Easterly on Africa CAFE HAYEK By Don Boudreaux on Foreign Aid
Bill Easterly -- who recently taught a seminar for our graduate students here at George Mason -- has this nice op-ed in today's Wall Street Journal. [$] It's entitled "Africa's Poverty Trap." Here are Bill's final three paragraphs:
"The cowed IMF and the World Bank never mention the words "free market" in thousands of pages devoted to ending poverty. Even the World Bank's 2005 World Development Report "A Better Investment Climate for Everyone" doesn't mention the forbidden words.World Bank economists are so scared of offending anyone on Africa that they recite tautologies.

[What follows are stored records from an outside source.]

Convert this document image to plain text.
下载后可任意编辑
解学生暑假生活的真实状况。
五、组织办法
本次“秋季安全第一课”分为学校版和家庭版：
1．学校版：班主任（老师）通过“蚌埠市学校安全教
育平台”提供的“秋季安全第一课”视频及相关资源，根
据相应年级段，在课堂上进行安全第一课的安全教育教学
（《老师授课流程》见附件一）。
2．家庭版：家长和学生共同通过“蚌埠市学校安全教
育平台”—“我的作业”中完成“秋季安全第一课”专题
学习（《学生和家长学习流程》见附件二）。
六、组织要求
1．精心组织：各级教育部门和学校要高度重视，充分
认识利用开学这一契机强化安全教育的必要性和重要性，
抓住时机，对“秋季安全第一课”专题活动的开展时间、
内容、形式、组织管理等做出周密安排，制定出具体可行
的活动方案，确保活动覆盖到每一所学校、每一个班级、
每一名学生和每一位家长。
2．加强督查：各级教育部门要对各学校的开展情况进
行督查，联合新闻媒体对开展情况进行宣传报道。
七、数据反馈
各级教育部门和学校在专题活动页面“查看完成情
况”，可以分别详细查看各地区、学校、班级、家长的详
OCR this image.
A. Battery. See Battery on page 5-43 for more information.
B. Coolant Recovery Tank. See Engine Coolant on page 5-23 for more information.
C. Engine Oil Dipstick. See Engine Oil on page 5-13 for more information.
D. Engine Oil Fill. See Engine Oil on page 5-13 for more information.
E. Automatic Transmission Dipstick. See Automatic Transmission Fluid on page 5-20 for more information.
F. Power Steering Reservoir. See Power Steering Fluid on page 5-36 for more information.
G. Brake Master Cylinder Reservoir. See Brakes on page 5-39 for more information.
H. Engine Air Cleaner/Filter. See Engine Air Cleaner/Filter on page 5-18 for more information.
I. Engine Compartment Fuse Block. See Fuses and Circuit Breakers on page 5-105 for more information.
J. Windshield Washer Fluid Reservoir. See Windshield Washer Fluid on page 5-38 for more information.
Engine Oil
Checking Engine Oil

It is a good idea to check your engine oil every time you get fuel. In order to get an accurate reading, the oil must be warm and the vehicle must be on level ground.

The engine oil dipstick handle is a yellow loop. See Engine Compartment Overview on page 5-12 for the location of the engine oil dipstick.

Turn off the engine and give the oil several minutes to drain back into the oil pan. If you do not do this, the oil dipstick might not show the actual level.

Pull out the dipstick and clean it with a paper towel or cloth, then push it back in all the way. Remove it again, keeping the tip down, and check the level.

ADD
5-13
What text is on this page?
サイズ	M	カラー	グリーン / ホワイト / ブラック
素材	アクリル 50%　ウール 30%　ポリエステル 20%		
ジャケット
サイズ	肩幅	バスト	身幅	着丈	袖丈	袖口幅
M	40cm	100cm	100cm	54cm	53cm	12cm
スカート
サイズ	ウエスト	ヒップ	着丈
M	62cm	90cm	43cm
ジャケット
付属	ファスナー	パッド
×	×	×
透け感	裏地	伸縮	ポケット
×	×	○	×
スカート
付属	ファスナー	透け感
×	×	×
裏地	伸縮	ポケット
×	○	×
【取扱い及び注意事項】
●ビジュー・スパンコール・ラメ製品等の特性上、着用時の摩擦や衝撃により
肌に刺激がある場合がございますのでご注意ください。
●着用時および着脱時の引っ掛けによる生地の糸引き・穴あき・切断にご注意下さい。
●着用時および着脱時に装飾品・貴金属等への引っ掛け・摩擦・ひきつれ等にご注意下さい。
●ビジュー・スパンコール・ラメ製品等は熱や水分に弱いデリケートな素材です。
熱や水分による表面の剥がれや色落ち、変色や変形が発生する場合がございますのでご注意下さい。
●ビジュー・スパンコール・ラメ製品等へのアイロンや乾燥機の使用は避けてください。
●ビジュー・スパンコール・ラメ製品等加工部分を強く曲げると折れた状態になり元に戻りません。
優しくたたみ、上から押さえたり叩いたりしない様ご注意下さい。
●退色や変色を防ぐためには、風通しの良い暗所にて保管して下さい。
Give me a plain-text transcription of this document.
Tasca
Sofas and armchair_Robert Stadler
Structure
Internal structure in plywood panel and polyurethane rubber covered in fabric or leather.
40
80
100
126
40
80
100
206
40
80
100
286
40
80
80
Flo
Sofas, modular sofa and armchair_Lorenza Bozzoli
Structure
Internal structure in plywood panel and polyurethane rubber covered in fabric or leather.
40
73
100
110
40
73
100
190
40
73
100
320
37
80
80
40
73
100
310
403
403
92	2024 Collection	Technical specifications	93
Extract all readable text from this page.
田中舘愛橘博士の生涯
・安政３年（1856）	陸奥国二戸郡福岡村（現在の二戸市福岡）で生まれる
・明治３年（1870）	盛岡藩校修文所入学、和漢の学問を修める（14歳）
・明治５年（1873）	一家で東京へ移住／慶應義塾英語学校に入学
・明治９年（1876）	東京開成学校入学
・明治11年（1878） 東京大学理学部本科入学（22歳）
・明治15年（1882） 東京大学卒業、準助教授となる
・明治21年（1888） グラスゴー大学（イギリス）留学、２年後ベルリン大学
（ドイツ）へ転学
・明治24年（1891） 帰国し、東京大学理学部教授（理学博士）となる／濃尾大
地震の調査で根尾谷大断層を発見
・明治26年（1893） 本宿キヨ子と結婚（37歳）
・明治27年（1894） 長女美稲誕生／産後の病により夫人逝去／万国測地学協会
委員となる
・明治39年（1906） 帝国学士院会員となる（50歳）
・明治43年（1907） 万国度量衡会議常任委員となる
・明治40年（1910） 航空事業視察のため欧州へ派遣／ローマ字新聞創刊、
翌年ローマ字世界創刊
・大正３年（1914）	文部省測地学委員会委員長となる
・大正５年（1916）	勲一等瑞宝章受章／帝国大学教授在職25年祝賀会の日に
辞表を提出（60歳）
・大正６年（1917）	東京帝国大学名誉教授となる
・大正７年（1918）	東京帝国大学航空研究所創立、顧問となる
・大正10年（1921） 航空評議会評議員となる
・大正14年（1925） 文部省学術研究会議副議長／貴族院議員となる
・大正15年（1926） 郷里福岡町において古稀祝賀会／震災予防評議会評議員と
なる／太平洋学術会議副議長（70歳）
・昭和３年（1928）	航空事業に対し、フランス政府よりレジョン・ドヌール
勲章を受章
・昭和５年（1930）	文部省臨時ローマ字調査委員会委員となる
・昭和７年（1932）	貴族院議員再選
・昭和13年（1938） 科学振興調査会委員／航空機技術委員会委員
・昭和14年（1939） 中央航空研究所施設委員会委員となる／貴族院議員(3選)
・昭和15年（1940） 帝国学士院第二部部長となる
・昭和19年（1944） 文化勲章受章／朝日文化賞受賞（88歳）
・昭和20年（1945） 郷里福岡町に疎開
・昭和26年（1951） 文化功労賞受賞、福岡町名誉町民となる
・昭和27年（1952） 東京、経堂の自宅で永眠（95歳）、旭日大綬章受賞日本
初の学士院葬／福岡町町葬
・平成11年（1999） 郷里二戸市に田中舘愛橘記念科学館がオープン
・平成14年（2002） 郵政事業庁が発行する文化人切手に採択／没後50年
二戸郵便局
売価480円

The press release describing the findings of the 2006 World Bank report "Challenges of African Growth" announces: the "single most important reason" for Africa's "lagging position in eradicating poverty," finally "has been identified." It is "Africa's slow and erratic growth." The next World Bank report may reveal that half a dozen beers has been identified as the single most important reason for a six-pack.
Today Unctad (in its 2006 "Big Push" report) still offers to make possible government "infant-industry policies" for "small, fragmented economies" by setting up a regional market, presumably so Burkina Faso and Niger can help absorb the potential output of the Togolese automobile industry. Unctad lacks everything but chutzpah: All aid to Africa, it said, should be moved into a new U.N. Development Fund for Africa, to which Unctad helpfully offered its "in-house experience," by creating a Commission on Aid and Development inside of Unctad. Unctad will thus permit the economics of Africa to at last "escape from ideological biases," so we can finally understand "why economic activity should not be left entirely to market forces."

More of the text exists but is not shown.